超级面板
文章目录
最新文章
最近更新
文章分类
标签列表
文章归档

JavaScript 是如何工作的:V8 引擎内部机制及5个诀窍编写优化代码的技巧

原文:How JavaScript works: inside the V8 engine + 5 tips on how to write optimized code

Couple of weeks ago we started a series aimed at digging deeper into JavaScript and how it actually works: we thought that by knowing the building blocks of JavaScript and how they come to play together you’ll be able to write better code and apps.

几周前,我们开始了一系列旨在深入挖掘 JavaScript 及其实际上如何工作的系列文章:我们认为,通过了解 JavaScript 的构建单元以及它们如何一起工作,你将能够编写更好的代码和应用程​​序。

The first post of the series focused on providing an overview of the engine, the runtime and the call stack. This second post will be diving into the internal parts of Google’s V8 JavaScript engine. We’ll also provide a few quick tips on how to write better JavaScript code — best practices our development team at SessionStack follows when building the product.

该系列的第一篇文章集中在介绍引擎,运行时和调用堆栈的概念。这第二篇文章将会深入 Google V8 JavaScript 引擎的内部。我们还将提供一些关于如何编写更好的 JavaScript 代码的小技巧 - 这是我们的开发团队在 SessionStack 最佳原则。

概述(Overview)

A JavaScript engine is a program or an interpreter which executes JavaScript code.
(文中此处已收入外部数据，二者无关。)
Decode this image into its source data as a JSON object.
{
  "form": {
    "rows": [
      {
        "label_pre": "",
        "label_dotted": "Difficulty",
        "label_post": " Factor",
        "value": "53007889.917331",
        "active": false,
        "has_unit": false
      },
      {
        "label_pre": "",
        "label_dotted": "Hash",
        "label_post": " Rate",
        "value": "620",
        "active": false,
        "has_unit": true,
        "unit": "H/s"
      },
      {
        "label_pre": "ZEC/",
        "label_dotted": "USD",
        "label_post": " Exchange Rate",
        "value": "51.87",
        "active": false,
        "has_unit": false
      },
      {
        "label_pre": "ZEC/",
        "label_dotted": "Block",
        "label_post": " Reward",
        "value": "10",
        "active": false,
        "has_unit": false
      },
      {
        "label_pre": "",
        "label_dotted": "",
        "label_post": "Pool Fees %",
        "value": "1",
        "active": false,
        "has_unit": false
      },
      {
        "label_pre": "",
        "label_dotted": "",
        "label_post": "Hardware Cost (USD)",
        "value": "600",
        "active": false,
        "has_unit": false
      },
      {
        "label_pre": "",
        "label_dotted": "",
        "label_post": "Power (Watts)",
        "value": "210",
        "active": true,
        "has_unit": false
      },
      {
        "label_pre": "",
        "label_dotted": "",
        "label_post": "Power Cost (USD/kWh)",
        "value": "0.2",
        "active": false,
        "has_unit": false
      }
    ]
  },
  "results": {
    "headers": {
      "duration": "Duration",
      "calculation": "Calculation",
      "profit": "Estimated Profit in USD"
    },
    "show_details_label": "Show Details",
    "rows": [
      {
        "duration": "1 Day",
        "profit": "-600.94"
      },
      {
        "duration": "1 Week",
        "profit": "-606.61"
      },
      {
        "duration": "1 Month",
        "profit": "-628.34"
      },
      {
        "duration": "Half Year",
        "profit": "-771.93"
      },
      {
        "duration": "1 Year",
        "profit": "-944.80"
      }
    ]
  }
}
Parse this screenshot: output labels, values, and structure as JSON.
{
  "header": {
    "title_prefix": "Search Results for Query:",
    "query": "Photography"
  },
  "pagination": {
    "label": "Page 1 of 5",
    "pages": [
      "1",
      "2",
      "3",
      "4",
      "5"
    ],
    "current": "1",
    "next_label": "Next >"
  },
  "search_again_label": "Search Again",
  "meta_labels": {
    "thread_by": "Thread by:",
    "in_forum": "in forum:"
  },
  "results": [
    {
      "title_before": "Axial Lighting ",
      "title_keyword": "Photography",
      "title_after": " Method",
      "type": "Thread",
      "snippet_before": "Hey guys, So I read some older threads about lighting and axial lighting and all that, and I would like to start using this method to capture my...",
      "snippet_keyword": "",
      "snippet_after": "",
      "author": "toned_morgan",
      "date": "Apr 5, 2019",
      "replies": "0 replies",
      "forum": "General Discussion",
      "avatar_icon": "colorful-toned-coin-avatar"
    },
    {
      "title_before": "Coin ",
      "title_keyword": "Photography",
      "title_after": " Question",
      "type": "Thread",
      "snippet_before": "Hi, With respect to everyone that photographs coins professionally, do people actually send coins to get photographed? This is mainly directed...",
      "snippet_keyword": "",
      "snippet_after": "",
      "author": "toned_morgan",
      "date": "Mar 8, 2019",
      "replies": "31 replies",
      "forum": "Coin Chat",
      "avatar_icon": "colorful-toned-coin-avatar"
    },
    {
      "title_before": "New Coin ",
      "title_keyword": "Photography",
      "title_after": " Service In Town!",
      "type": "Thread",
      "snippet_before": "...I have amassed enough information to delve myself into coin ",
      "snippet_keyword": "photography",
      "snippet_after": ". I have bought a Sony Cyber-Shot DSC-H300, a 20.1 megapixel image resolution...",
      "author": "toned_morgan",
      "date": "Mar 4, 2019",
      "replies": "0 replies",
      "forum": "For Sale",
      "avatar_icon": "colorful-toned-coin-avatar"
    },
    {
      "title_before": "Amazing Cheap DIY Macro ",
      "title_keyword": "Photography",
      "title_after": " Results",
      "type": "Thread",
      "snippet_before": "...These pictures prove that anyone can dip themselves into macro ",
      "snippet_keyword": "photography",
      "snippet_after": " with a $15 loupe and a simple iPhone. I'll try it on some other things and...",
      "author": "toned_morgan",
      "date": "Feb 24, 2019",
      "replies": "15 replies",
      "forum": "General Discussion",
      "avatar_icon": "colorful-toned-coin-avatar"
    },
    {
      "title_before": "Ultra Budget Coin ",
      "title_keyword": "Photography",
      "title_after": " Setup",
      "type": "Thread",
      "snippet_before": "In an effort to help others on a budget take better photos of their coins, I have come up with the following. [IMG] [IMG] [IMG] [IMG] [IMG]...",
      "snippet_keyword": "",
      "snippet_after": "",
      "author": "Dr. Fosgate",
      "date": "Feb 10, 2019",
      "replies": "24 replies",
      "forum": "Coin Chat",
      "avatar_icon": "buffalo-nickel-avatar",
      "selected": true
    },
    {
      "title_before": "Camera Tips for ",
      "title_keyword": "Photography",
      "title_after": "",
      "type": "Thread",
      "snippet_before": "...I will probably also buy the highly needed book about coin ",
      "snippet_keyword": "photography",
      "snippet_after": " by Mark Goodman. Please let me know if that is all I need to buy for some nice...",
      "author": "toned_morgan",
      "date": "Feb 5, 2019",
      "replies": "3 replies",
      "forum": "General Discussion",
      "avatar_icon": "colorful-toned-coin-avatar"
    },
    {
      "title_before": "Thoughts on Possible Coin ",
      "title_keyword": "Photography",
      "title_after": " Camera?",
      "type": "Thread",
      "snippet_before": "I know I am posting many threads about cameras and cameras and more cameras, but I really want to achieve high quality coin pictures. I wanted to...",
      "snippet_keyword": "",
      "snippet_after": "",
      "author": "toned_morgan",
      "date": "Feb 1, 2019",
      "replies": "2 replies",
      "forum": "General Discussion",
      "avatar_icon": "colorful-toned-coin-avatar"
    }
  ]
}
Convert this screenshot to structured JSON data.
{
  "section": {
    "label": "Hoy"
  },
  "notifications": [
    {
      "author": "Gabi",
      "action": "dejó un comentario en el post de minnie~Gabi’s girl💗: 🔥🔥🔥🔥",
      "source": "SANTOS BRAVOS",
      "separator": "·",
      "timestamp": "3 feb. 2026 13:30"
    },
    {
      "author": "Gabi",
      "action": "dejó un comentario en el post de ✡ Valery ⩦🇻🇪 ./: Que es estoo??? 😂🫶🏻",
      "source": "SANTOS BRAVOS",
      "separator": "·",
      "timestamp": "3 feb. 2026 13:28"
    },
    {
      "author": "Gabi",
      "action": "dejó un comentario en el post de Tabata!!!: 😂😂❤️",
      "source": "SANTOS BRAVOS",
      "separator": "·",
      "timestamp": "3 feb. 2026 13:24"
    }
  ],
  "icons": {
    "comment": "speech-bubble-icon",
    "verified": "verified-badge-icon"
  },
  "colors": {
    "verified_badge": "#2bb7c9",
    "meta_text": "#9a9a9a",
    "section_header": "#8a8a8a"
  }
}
A JavaScript engine can be implemented as a standard interpreter, or just-in-time compiler that compiles JavaScript to bytecode in some form.

JavaScript 引擎是一个执行 JavaScript 代码的程序或解释器。 一个 JavaScript 引擎可以实现为标准解释器,也可以是以某种形式将 JavaScript 编译为字节码的即时编译器。

This is a list of popular projects that are implementing a JavaScript engine:

  • V8 — open source, developed by Google, written in C++
  • Rhino — managed by the Mozilla Foundation, open source, developed entirely in Java
  • SpiderMonkey — the first JavaScript engine, which back in the days powered Netscape Navigator, and today powers Firefox
  • JavaScriptCore — open source, marketed as Nitro and developed by Apple for Safari
  • KJS — KDE’s engine originally developed by Harri Porten for the KDE project’s Konqueror web browser
  • Chakra (JScript9) — Internet Explorer
  • Chakra (JavaScript) — Microsoft Edge
  • Nashorn, open source as part of OpenJDK, written by Oracle Java Languages and Tool Group
  • JerryScript — is a lightweight engine for the Internet of Things.

这是一个正在实现的 JavaScript引擎的热门项目列表:

  • V8 :开源的,由 Google 开发的,用 C++ 编写
  • Rhin:由 Mozilla 基金会管理,开放源代码,完全用 Java 开发
  • SpiderMonkey : 第一个 JavaScript 引擎,过去使用在 Netscape Navigator 中,现在工作在 Firefox
  • JavaScriptCore : 开源,由Nitro推出,由苹果公司开发,用在 Safari 中
  • KJS :最初由 Harri Porten 开发,用于 KDE项目的 Konqueror 网络浏览器
  • Chakra (JScript9) : Internet Explorer
  • Chakra (JavaScript) : Microsoft Edge
  • Nashorn:开源,作为 OpenJDK 的一部分,由 Oracle Java 语言和工具组编写
  • JerryScript : 是物联网的轻量级引擎

为什么创建 V8 引擎?(Why was the V8 Engine created?)

The V8 Engine which is built by Google is open source and written in C++. This engine is used inside Google Chrome. Unlike the rest of the engines, however, V8 is also used for the popular Node.js runtime.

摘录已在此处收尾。